Trade secrets are generally defined as financial, business, scientific, technical, economic, or engineering information that has actual or potential independent economic value. The value is enhanced when the information is kept confidential and not generally known or ascertainable by others who could obtain economic value from the disclosure or use of that information. Federal law (18 U.S.C. §1831 et seq.) makes it a crime to wrongfully disclose, copy, steal, etc. a trade secret (with a few narrow exceptions) or to receive or accept trade secrets that were stolen and allows a court to impose significant fines and jail sentences for such activities. Connecticut law (C.G.S. §35-50) permits a court to grant injunctive relief if there is an actual or threatened misappropriation of a trade secret and to impose punitive damages if the misappropriation was “willful and malicious.” Both statutes require that the owner take reasonable steps to keep the information secret in order to be protected under the law.

The most common and important step that a company can take to provide clear evidence that it is taking reasonable steps to protect its trade secrets is to require employees, contractors, vendors, and any other people who may have access to a company’s trade secrets, to execute non-disclosure, or confidentiality, agreements. Such agreements should provide that the company’s confidential information, which would include trade secrets as well as employee information and other confidential data, must be kept confidential until it becomes public by legal means. The federal trade secrets law requires that such an agreement include language specifying certain exceptions to the prohibition on disclosing a trade secret including in connection with a government investigation or whistleblower situation. A non-disclosure agreement puts the other party to the agreement on notice that they are expected to protect confidential information and that the company will take action if the counterparty wrongfully shares it. Without non-disclosure agreements in place, a company may have a difficult time proving to a court that it took reasonable steps to protect its trade secrets.

In addition to non-disclosure agreements, company rules and policies should require that confidential information be protected by all employees. For example, computer systems should be protected from invasion by outside entities, company policy should prohibit removing trade secrets from the company’s offices, and access to trade secrets should be limited to employees with a need to know.

Non-Solicitation and Non-Competition Agreements

Companies that spend time and money training employees, such as manufacturers who need employees who are trained on high-tech equipment, cannot afford to lose those employees to competitors. There are some steps that employers can take to discourage the loss of employees to competitors. One such step is to have employees and vendors sign non-solicitation agreements. These agreements require employees to promise that if they leave the company they will not try to induce other employees to follow. Vendors and contractors may not be direct competitors but may still seek to hire good employees from a company; a company can require that these parties sign an agreement not to do so. Non-solicitation agreements may also be used to prevent employees, vendors or contractors from soliciting customers of a company.

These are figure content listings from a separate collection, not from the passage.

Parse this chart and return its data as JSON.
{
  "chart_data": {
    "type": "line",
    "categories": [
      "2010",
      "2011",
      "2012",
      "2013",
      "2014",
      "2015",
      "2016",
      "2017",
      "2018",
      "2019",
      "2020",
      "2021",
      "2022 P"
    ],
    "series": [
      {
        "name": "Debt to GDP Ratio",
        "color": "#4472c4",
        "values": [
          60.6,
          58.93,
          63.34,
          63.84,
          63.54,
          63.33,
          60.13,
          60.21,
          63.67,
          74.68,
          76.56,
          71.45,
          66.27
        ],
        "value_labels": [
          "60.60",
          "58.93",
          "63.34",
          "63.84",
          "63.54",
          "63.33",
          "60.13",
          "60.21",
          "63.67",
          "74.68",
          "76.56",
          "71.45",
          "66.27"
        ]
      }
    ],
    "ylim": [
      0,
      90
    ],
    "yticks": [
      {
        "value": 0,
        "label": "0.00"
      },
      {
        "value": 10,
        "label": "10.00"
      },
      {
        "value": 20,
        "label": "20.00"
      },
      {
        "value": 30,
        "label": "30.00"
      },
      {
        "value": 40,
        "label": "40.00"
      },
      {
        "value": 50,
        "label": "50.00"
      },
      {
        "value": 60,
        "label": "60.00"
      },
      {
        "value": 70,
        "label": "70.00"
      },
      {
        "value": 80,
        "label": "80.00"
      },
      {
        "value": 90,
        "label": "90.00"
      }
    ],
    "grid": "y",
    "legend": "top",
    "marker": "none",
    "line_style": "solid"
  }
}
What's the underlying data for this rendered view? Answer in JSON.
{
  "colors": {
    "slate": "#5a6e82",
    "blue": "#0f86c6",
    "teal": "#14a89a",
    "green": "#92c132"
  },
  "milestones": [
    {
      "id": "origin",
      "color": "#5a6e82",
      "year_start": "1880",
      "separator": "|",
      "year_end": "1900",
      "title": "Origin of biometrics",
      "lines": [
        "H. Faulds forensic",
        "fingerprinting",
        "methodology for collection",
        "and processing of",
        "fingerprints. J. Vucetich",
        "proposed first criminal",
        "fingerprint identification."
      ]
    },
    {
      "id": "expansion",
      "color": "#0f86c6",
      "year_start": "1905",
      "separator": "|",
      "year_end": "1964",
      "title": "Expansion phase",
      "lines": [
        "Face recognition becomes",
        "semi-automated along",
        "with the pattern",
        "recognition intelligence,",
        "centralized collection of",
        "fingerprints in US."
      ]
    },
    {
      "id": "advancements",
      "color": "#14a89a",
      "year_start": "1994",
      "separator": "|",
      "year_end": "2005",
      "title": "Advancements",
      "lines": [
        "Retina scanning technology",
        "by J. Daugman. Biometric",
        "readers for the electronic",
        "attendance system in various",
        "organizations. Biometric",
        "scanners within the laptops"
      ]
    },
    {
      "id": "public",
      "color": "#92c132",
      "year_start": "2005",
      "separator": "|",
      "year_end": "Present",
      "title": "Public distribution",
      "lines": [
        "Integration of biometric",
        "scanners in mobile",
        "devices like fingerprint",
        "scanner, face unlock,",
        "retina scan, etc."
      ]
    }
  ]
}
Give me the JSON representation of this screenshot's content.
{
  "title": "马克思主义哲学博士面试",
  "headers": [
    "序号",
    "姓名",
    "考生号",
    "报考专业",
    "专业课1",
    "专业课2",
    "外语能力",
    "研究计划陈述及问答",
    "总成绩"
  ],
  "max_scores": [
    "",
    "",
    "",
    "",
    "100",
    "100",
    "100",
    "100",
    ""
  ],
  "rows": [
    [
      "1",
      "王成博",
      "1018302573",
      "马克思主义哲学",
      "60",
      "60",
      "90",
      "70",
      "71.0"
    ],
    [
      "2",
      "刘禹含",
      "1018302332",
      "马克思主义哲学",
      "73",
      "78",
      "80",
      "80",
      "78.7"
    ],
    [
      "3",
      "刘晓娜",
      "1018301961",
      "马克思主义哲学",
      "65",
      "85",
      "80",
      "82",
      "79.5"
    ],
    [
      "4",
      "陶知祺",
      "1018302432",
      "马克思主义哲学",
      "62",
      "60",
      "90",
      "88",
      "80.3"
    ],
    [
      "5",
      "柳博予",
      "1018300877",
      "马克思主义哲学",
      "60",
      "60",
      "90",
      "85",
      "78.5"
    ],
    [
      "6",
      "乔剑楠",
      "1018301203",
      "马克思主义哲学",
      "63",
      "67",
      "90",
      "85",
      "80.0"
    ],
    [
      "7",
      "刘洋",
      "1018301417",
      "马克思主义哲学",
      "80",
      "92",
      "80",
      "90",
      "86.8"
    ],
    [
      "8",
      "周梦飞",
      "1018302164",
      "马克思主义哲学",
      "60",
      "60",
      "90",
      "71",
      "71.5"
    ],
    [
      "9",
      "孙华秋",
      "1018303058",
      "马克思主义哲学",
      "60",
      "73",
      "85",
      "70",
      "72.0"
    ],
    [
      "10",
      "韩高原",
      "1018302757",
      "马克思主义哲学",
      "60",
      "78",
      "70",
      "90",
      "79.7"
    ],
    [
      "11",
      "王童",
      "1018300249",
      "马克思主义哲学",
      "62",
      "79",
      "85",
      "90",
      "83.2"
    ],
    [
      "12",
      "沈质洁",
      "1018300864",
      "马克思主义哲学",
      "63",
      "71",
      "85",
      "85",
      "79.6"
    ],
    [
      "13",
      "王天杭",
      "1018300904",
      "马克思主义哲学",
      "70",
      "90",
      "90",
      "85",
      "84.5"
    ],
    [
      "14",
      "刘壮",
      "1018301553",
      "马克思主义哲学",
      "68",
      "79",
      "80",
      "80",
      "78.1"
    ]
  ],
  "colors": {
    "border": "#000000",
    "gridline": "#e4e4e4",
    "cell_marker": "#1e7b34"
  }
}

Another common tool for minimizing the departure of employees who want to work for a competitor of the employer is a non-competition agreement, or “non-compete.” A non-compete between an employer and an employee restricts the ability of an employee to work for a competitor of the employer for some period of time after the employee ceases employment with the employer. If a former employee violates a non-compete, the employer can ask a court to enjoin the former employee from working for the competitor. Because a non-compete restricts an employee’s ability to earn a living, most courts throughout the U.S. require that the agreement protect a genuine interest of the employer in a reasonable way and be limited by time and/or geography. In Connecticut, there are specific professions for which non-competition agreements must be limited or are not permitted, including physicians, security guards, nurse’s aides, and media personalities. The Connecticut General Assembly is currently considering bills that would restrict the terms of non-competition agreements generally. Several other states have also modified their laws on the permissible extent of non-competition agreements, or restricted the enforcement of such agreements.

Companies should strongly consider taking steps to protect their trade secrets, their employees and their customers, but need to consult with an attorney conversant in the drafting of the necessary covenants in order to maximize a company’s ability to enforce them.